Importantly, we reiterate that hydroxyl radicals do not appear to be
involved in the transfer of oxidative damage to the protein (22, 23) at
least under the experimental conditions employed here. In any case, the
risk of hydroxyl radical formation in the current study has been
prevented by the use of the iron chelator DTPA throughout.

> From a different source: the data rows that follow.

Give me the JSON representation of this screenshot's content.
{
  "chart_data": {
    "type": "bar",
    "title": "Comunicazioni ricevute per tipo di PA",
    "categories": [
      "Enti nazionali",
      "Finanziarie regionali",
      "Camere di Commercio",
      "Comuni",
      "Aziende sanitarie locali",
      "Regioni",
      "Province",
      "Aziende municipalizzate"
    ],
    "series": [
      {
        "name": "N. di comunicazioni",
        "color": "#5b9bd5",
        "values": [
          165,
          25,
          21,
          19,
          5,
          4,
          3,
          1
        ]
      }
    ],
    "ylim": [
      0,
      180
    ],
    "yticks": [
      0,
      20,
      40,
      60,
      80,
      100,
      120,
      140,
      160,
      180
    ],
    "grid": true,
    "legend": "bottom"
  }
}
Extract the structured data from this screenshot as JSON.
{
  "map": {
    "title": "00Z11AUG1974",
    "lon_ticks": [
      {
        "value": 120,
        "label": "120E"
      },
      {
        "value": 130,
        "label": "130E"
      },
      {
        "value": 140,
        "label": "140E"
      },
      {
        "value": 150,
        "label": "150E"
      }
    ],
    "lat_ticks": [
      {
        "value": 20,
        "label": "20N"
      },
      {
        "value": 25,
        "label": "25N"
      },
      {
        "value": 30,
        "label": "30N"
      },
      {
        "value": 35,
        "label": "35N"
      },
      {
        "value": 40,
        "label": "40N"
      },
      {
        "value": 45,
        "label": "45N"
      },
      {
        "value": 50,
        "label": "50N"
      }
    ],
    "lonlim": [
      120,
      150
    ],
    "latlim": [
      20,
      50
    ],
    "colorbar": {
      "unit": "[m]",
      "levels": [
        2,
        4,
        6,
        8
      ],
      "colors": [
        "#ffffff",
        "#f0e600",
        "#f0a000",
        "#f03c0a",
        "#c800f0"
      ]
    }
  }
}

In summary, we have investigated the reactions of wild type human Mb
and both the C110A and Y103F variants to evaluate the mechanism of
Cys110-thiyl radical formation. Our studies outlined in
this work indicate that the mechanism leading to
Cys110-thiyl radical formation involves intermolecular
electron transfer. In contrast, alternate mechanisms of thiol oxidation
including direct oxygenation of the protein-thiol do not lead to thiyl
radical production. Overall, we have combined use of site-directed
mutagenesis, SDS-PAGE, and EPR spectroscopy to demonstrate that the
Cys110-thiyl radical can result from an intermolecular
electron transfer reaction in which the Tyr103-phenoxyl
radical is reduced by the sulfhydryl group at Cys110.